Dragon Quest III - Soshite Densetsu e...のレビュー
鳥山明の真似のできない筆致が、どの主人公にも、どの魔物にも、ひと目でそれと分かる陽気な丸みをまとわせる。色彩豊かな村と表情ゆたかな生き物たちが、温かく澄んだ世界を織りなす。時を超えた親しみやすいこの絵柄は、いまもシリーズの視覚的な魂であり続ける。
ロト三部作の頂点を壮大に彩り、スーパーファミコン版は、すぎやまこういちの主題を、新たな豊かさの管弦楽編曲で繰り広げる。荘厳な冒険の主題から古びることのない街の旋律まで、どの調べも情感を増す。この豪奢な再解釈は、古参にも新参にも喜びをもたらす。
父の仇を討ち、世界を救うべく旅立った若き英雄は、その冒険が、さらに壮大な伝説の序章であったことを知る。終盤の真相が三部作すべてを結びつける礎の物語として、古典的な冒険と情感を一つに結ぶ。
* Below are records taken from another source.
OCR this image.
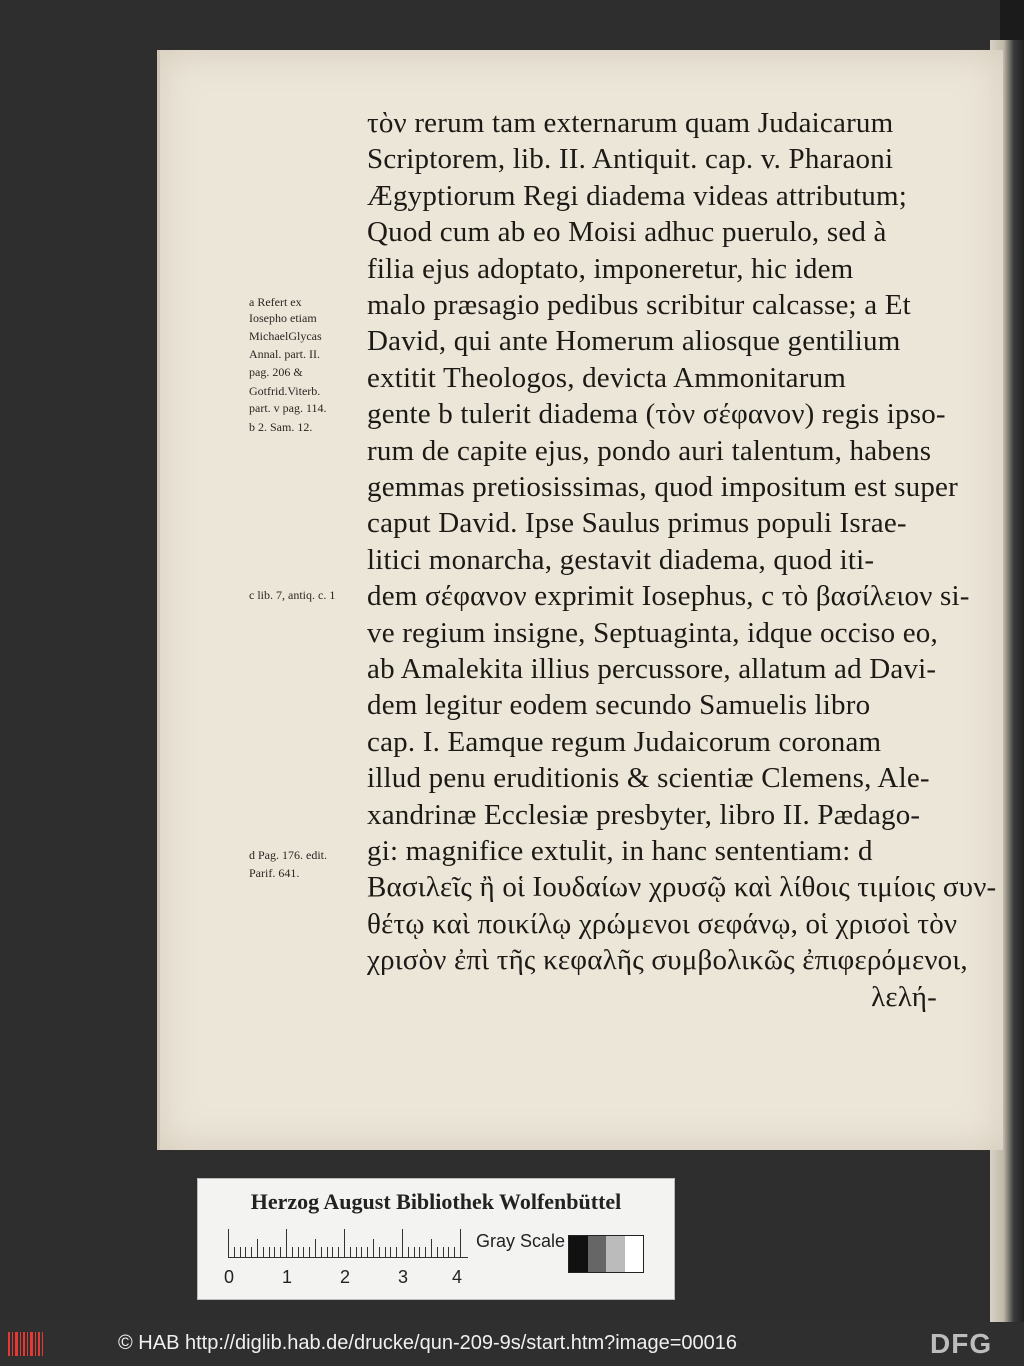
τὸν rerum tam externarum quam Judaicarum
Scriptorem, lib. II. Antiquit. cap. v. Pharaoni
Ægyptiorum Regi diadema videas attributum;
Quod cum ab eo Moisi adhuc puerulo, sed à
filia ejus adoptato, imponeretur, hic idem
malo præsagio pedibus scribitur calcasse; a Et
David, qui ante Homerum aliosque gentilium
extitit Theologos, devicta Ammonitarum
gente b tulerit diadema (τὸν σέφανον) regis ipso-
rum de capite ejus, pondo auri talentum, habens
gemmas pretiosissimas, quod impositum est super
caput David. Ipse Saulus primus populi Israe-
litici monarcha, gestavit diadema, quod iti-
dem σέφανον exprimit Iosephus, c τὸ βασίλειον si-
ve regium insigne, Septuaginta, idque occiso eo,
ab Amalekita illius percussore, allatum ad Davi-
dem legitur eodem secundo Samuelis libro
cap. I. Eamque regum Judaicorum coronam
illud penu eruditionis & scientiæ Clemens, Ale-
xandrinæ Ecclesiæ presbyter, libro II. Pædago-
gi: magnifice extulit, in hanc sententiam: d
Βασιλεῖς ἢ οἱ Ιουδαίων χρυσῷ καὶ λίθοις τιμίοις συν-
θέτῳ καὶ ποικίλῳ χρώμενοι σεφάνῳ, οἱ χρισοὶ τὸν
χρισὸν ἐπὶ τῆς κεφαλῆς συμβολικῶς ἐπιφερόμενοι,
λελή-
a Refert ex
Iosepho etiam
MichaelGlycas
Annal. part. II.
pag. 206 &
Gotfrid.Viterb.
part. v pag. 114.
b 2. Sam. 12.
c lib. 7, antiq. c. 1
d Pag. 176. edit.
Parif. 641.
Herzog August Bibliothek Wolfenbüttel
0	1	2	3 4
Gray Scale
© HAB http://diglib.hab.de/drucke/qun-209-9s/start.htm?image=00016	DFG
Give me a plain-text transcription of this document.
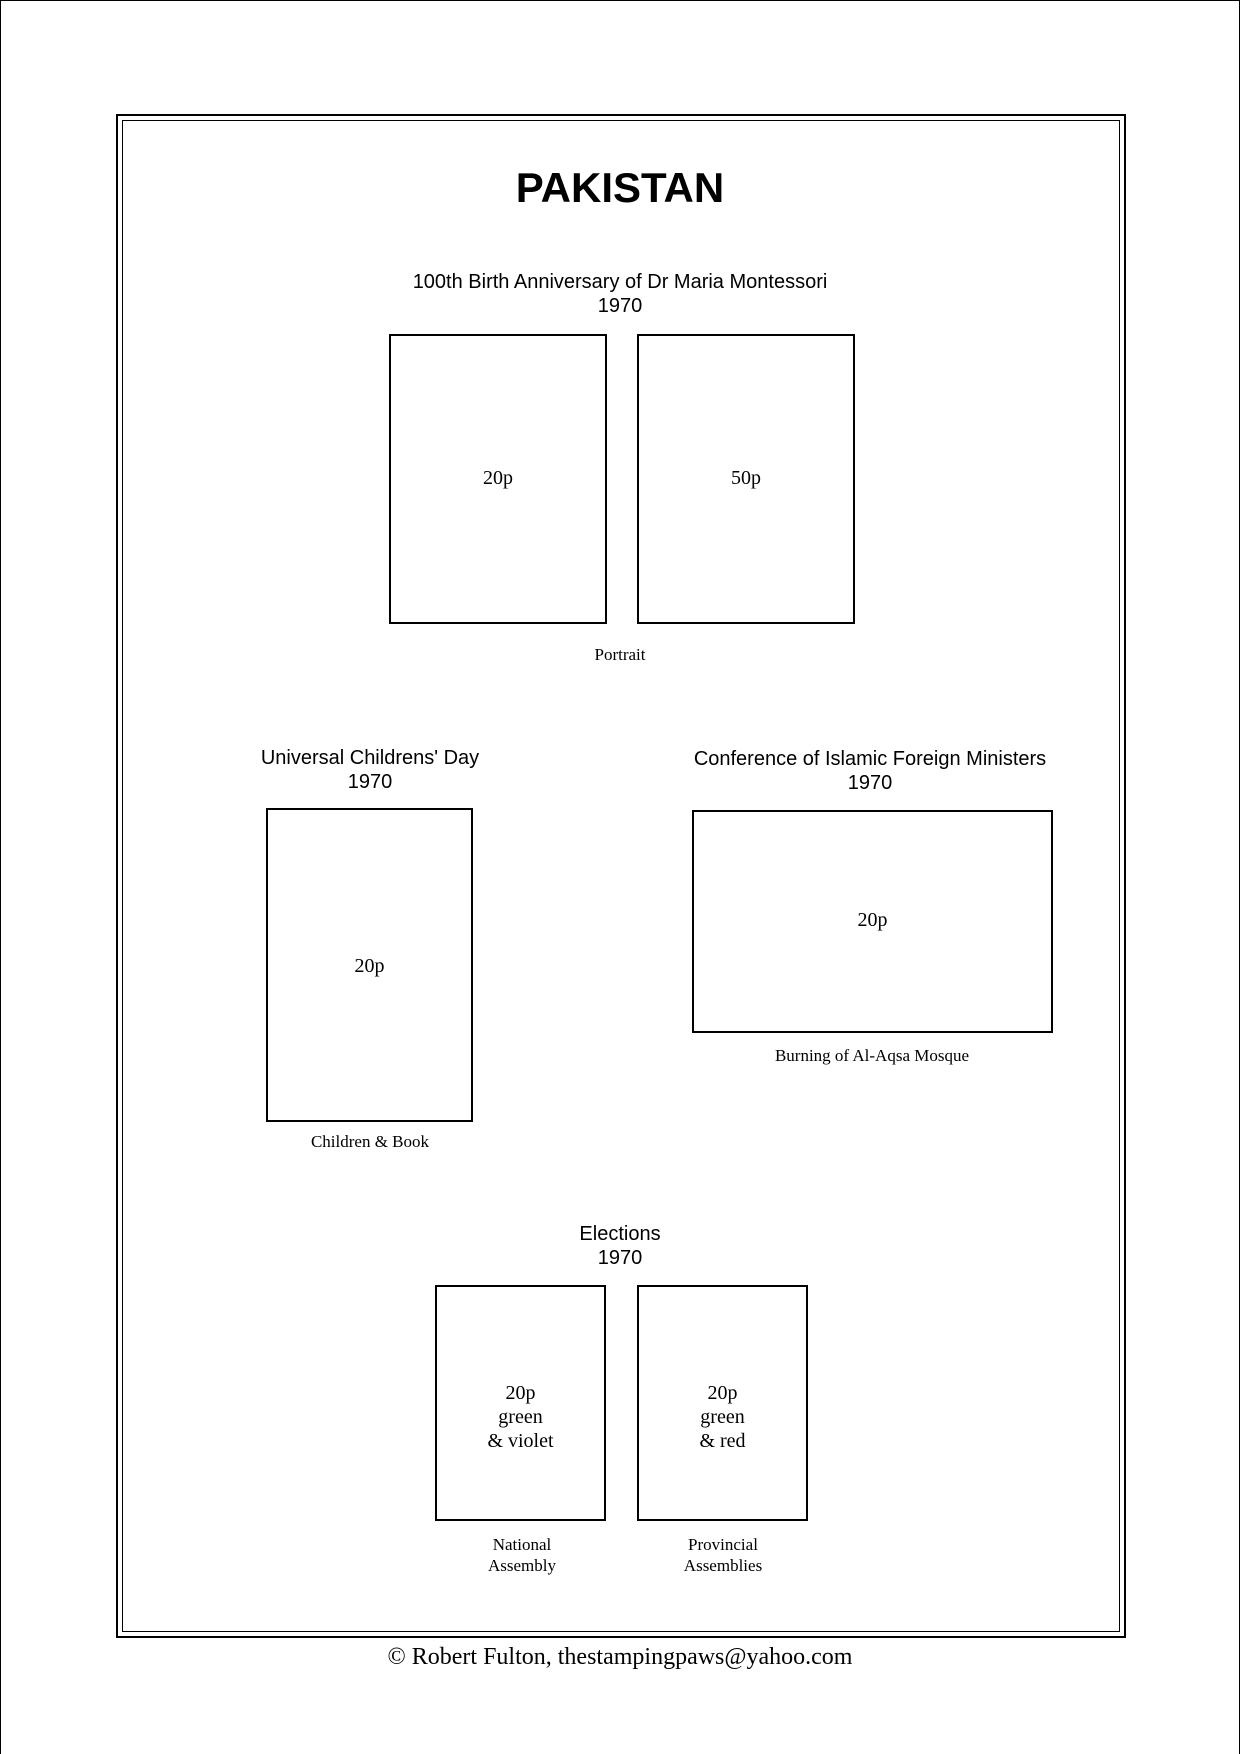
PAKISTAN
100th Birth Anniversary of Dr Maria Montessori
1970
20p	50p
Portrait
Universal Childrens' Day
1970
20p
Children & Book
Conference of Islamic Foreign Ministers
1970
20p
Burning of Al-Aqsa Mosque
Elections
1970
20p
green
& violet
20p
green
& red
National
Assembly
Provincial
Assemblies
© Robert Fulton, thestampingpaws@yahoo.com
その広がりと神話的な結末が、本作を往年のRPGの頂へと押し上げた。
仲間を集め、その職業を選び、レベルを上げていく姿を見守る——もう少しだけ先へと背中を押す、育成の自由が開けていく。どの町にも秘密が眠り、どの戦いも成長の糧をもたらし、冒険は絶えず新たな目標を投げかける。行き来の手間が時に重くのしかかるが、この旅は驚くほど粘り強く心を引きつけ続ける。
時の旅でつながる三つの時代を巡る構造が、自然と長さを生む。各時代に町と迷宮、秘密があり、過去へ戻れば思わぬ縁が見えてくる。職業システムは仲間の編成と育成を促し、複数のエンディングとレベル上げが冒険を延ばす。野心的で密度の高い再プレイ性が、今も屈指の名作と讃えられる理由だ。